McCandless, who died in 2001 at age 83, “was a great father,” Sandra said. “As a woman, he told me I could do anything I wanted; he always supported me.”

Can-do spirit

That can-do spirit served McCandless well during the war. As a civil engineer and officer with the 51st Naval Construction Battalion, he quipped, “We can do the difficult, the impossible takes a little longer.”

A demolition specialist, McCandless and his teams transformed untamed island terrain into serviceable airfields – often under horrific conditions. He found himself in the middle of historic battles at Midway, Guadalcanal, Peleliu and Iwo Jima.

“I was amazed at what he’d gone through, and that he even lived through it,” Sandra says in the film. “Mother said he had had nightmares for 10 years but never talked about it with her, never talked about the war with us – we knew nothing. So it was a revelation.”

The tales of this 1939 Stanford University engineering grad read like a riveting adventure novel. The film replicates the relentless turn of events in the book, using dramatic war footage and many unique images taken by McCandless himself.

McCandless described himself as “the luckiest man alive” after several close calls – he was injured but survived the attack on Pearl Harbor.

The film shows the exact spot where McCandless was when the USS Arizona blew up in the attack – he was roughly 500 feet away.

In 1942, after the battle of Midway, he was shot down on his first combat mission as a pilot, parachuting into the Pacific Ocean. Later that year, he crashed a sputtering plane into the jungle, just short of Henderson Field at Guadalcanal, suffering head injuries. He had successful brain surgery to treat seizures.

While recuperating in Oakland, McCandless rekindled a relationship with childhood friend Jean Birkland. They were married in May 1943. Then he returned to action in the Pacific.

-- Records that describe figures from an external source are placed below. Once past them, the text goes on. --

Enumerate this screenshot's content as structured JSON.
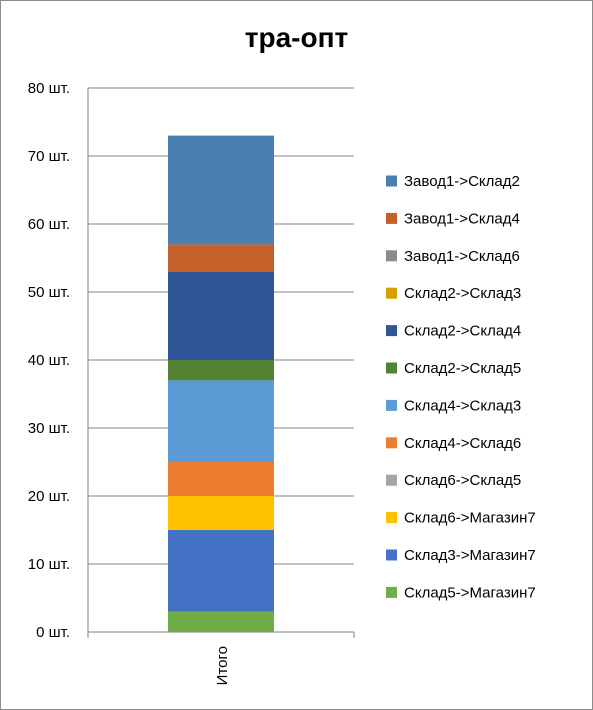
{
  "chart_data": {
    "type": "bar",
    "stacked": true,
    "title": "тра-опт",
    "categories": [
      "Итого"
    ],
    "y_tick_labels": [
      "0 шт.",
      "10 шт.",
      "20 шт.",
      "30 шт.",
      "40 шт.",
      "50 шт.",
      "60 шт.",
      "70 шт.",
      "80 шт."
    ],
    "ylim": [
      0,
      80
    ],
    "grid": true,
    "legend_position": "right",
    "series": [
      {
        "name": "Завод1->Склад2",
        "values": [
          16
        ],
        "color": "#4a7fb2"
      },
      {
        "name": "Завод1->Склад4",
        "values": [
          4
        ],
        "color": "#c4612a"
      },
      {
        "name": "Завод1->Склад6",
        "values": [
          0
        ],
        "color": "#8a8a8a"
      },
      {
        "name": "Склад2->Склад3",
        "values": [
          0
        ],
        "color": "#d4a000"
      },
      {
        "name": "Склад2->Склад4",
        "values": [
          13
        ],
        "color": "#2f5597"
      },
      {
        "name": "Склад2->Склад5",
        "values": [
          3
        ],
        "color": "#548235"
      },
      {
        "name": "Склад4->Склад3",
        "values": [
          12
        ],
        "color": "#5b9bd5"
      },
      {
        "name": "Склад4->Склад6",
        "values": [
          5
        ],
        "color": "#ed7d31"
      },
      {
        "name": "Склад6->Склад5",
        "values": [
          0
        ],
        "color": "#a5a5a5"
      },
      {
        "name": "Склад6->Магазин7",
        "values": [
          5
        ],
        "color": "#ffc000"
      },
      {
        "name": "Склад3->Магазин7",
        "values": [
          12
        ],
        "color": "#4472c4"
      },
      {
        "name": "Склад5->Магазин7",
        "values": [
          3
        ],
        "color": "#70ad47"
      }
    ]
  }
}
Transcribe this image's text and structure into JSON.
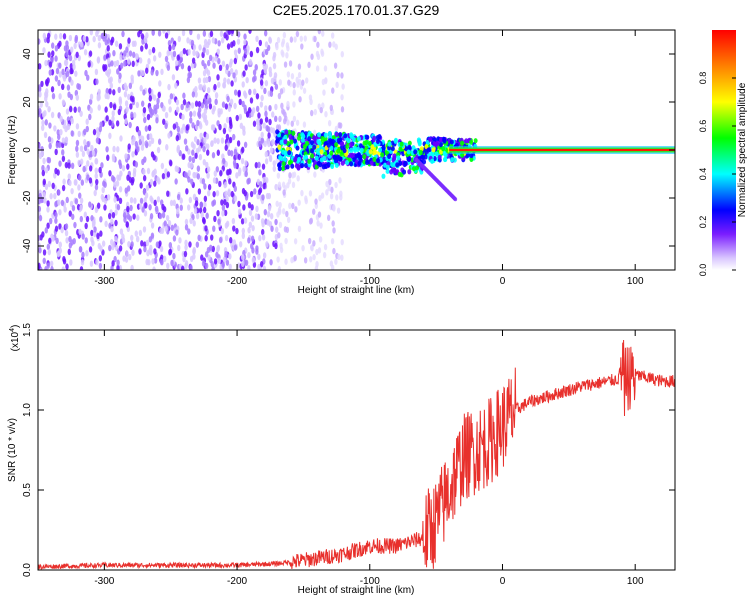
{
  "title": "C2E5.2025.170.01.37.G29",
  "chart_data": [
    {
      "type": "heatmap",
      "title": "C2E5.2025.170.01.37.G29",
      "xlabel": "Height of straight line (km)",
      "ylabel": "Frequency (Hz)",
      "xlim": [
        -350,
        130
      ],
      "ylim": [
        -50,
        50
      ],
      "x_ticks": [
        "-300",
        "-200",
        "-100",
        "0",
        "100"
      ],
      "y_ticks": [
        "40",
        "20",
        "0",
        "-20",
        "-40"
      ],
      "colorbar": {
        "label": "Normalized spectral amplitude",
        "range": [
          0,
          1
        ],
        "ticks": [
          "0.0",
          "0.2",
          "0.4",
          "0.6",
          "0.8"
        ],
        "colors": [
          "#ffffff",
          "#b48cff",
          "#6600ff",
          "#0000ff",
          "#00ffff",
          "#00ff00",
          "#ffff00",
          "#ff8800",
          "#ff0000"
        ]
      },
      "features": [
        {
          "name": "noise",
          "x_range": [
            -350,
            -170
          ],
          "freq_range": [
            -50,
            50
          ],
          "level": 0.12
        },
        {
          "name": "faint-noise",
          "x_range": [
            -170,
            -120
          ],
          "freq_range": [
            -50,
            50
          ],
          "level": 0.05
        },
        {
          "name": "band",
          "x_range": [
            -170,
            -20
          ],
          "freq_range": [
            -12,
            10
          ],
          "level": 0.35
        },
        {
          "name": "carrier",
          "x_range": [
            0,
            130
          ],
          "freq": 0,
          "level": 1.0
        }
      ]
    },
    {
      "type": "line",
      "xlabel": "Height of straight line (km)",
      "ylabel": "SNR (10 * v/v)",
      "exponent_label": "(x10",
      "exponent": "4",
      "exponent_close": ")",
      "xlim": [
        -350,
        130
      ],
      "ylim": [
        0,
        1.5
      ],
      "x_ticks": [
        "-300",
        "-200",
        "-100",
        "0",
        "100"
      ],
      "y_ticks": [
        "0.0",
        "0.5",
        "1.0",
        "1.5"
      ],
      "line_color": "#e8302c",
      "series": [
        {
          "x": [
            -350,
            -300,
            -250,
            -200,
            -170,
            -150,
            -120,
            -100,
            -80,
            -60,
            -50,
            -40,
            -30,
            -20,
            -10,
            0,
            10,
            20,
            40,
            60,
            80,
            90,
            95,
            100,
            110,
            120,
            130
          ],
          "y": [
            0.02,
            0.03,
            0.03,
            0.03,
            0.04,
            0.06,
            0.1,
            0.15,
            0.15,
            0.2,
            0.3,
            0.5,
            0.7,
            0.75,
            0.8,
            0.9,
            1.0,
            1.05,
            1.1,
            1.15,
            1.18,
            1.2,
            1.2,
            1.22,
            1.2,
            1.18,
            1.18
          ]
        }
      ]
    }
  ]
}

The Battle of Iwo Jima, which left 7,000 U.S. soldiers killed over 36 days in 1945, was particularly brutal. With little training, McCandless was assigned to lead an underwater demolition team to clear obstacles, swimming amid heavy fire. He somehow emerged unscathed even as numerous comrades around him lost their lives.

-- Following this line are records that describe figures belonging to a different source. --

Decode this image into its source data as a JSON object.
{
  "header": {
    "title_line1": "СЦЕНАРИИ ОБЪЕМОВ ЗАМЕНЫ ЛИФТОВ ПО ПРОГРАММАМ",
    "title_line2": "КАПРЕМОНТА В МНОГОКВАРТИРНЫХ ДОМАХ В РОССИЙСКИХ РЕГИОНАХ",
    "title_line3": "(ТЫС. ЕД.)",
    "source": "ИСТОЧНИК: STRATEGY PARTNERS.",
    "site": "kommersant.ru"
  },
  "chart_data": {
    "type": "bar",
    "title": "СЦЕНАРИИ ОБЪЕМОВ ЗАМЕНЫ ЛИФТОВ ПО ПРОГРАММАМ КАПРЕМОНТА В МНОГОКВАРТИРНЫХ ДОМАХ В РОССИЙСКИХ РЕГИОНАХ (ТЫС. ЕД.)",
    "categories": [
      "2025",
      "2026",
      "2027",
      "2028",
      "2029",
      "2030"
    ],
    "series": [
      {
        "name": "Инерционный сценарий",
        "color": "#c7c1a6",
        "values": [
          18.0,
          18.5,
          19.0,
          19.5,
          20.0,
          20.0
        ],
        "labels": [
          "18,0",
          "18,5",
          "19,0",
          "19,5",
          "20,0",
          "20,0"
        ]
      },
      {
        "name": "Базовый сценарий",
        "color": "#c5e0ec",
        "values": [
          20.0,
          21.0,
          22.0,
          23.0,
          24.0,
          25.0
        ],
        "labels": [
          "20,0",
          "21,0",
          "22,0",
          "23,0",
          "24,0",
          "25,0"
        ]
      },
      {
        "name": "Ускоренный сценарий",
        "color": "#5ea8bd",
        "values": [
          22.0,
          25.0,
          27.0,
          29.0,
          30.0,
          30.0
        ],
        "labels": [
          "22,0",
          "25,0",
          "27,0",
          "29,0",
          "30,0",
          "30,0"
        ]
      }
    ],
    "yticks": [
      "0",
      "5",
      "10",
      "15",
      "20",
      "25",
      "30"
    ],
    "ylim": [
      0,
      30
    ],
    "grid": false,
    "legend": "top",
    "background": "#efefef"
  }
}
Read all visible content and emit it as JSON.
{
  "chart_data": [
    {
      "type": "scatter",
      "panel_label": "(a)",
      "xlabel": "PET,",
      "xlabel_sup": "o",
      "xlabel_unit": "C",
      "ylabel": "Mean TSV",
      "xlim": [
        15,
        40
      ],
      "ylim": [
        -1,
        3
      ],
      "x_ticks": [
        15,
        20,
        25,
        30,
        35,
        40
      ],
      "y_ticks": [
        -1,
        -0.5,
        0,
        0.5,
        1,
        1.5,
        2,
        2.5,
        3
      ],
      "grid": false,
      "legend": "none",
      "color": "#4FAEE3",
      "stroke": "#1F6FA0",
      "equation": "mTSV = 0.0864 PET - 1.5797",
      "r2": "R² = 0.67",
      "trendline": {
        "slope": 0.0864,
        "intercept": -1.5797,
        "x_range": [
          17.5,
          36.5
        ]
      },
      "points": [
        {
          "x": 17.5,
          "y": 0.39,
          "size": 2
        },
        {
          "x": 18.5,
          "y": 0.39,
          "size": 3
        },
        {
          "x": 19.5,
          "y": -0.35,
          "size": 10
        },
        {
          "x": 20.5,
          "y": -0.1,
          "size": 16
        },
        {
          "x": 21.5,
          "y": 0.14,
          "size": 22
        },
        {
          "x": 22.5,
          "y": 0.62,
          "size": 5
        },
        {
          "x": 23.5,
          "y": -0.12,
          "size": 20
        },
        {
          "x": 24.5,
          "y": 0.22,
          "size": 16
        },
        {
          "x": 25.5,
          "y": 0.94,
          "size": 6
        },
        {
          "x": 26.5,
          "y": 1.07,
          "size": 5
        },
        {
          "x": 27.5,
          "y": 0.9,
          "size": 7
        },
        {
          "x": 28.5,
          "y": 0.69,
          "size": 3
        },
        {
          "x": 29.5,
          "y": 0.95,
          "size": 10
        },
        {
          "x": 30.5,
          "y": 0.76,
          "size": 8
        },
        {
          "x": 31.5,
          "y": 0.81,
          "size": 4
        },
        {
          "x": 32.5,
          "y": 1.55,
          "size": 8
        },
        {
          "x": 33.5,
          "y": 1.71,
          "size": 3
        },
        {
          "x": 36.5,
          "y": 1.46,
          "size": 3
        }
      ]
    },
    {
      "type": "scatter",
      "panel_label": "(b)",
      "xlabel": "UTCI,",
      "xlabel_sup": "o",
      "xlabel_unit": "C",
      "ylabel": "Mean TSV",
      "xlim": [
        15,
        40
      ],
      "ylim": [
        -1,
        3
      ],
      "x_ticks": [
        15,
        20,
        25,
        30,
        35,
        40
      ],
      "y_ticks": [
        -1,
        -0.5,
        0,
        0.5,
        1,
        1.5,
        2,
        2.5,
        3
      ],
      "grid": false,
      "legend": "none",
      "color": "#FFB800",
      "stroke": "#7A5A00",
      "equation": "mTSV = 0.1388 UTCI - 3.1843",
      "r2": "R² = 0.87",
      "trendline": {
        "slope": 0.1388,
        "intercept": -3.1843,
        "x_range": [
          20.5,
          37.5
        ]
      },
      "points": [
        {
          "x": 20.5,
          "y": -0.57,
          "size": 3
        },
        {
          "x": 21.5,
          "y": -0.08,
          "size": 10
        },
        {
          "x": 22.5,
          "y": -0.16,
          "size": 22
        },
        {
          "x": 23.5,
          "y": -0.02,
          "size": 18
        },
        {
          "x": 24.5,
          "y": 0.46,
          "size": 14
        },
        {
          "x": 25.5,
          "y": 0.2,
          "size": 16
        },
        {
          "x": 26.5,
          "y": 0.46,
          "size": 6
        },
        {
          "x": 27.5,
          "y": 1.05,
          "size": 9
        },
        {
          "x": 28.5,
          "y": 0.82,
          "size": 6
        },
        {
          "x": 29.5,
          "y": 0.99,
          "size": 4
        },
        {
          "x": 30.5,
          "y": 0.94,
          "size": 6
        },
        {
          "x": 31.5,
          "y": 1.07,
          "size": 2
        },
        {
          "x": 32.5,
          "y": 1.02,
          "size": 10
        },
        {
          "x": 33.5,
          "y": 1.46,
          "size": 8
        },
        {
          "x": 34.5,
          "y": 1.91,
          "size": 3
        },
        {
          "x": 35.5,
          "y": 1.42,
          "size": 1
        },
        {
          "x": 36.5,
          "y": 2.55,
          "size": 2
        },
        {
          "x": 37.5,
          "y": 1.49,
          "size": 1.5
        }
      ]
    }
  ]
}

On a few occasions, McCandless questioned decisions that put him and his men in harm’s way. And he wasn’t afraid to admit he was scared.

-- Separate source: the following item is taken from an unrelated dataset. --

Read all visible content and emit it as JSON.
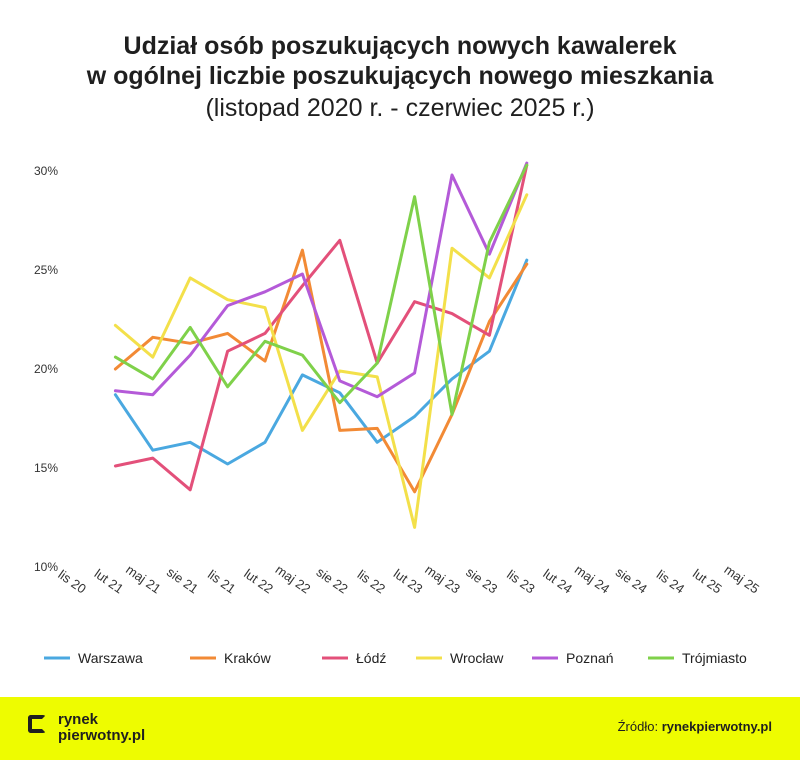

Sandra recalled him saying he had to sit on his trembling hands at Iwo Jima so that his men couldn’t see how scared he was. Even so, McCandless said he “never lost my head and never lost hope.”

After the war, McCandless found success as an engineer and developer. He served as the first engineer for the town of Los Altos Hills, where he and his family had settled in the 1950s. Later, he founded McCandless Management Corp., a major development and commercial real estate management firm.

“Charles was universally respected in the business community,” CB said. “His legacy in that realm is visible and a source of family pride. His wartime path was equally admirable, but would not be easily accessible to future generations of his family nor be known to others. I wanted to make sure that not only would his family know about Charles’ courage and ability, but it’s a story that should be shared with all Americans.”

Sandra said McCandless’ book and film carry personal messages that resonate beyond standard World War II histories.

“Instead of just reading about battles and strategies, you could read about somebody’s experiences and the consequences of war,” she says in the film. “Ordinary people do extraordinary things and have done for generations to keep our country safe and our freedom.”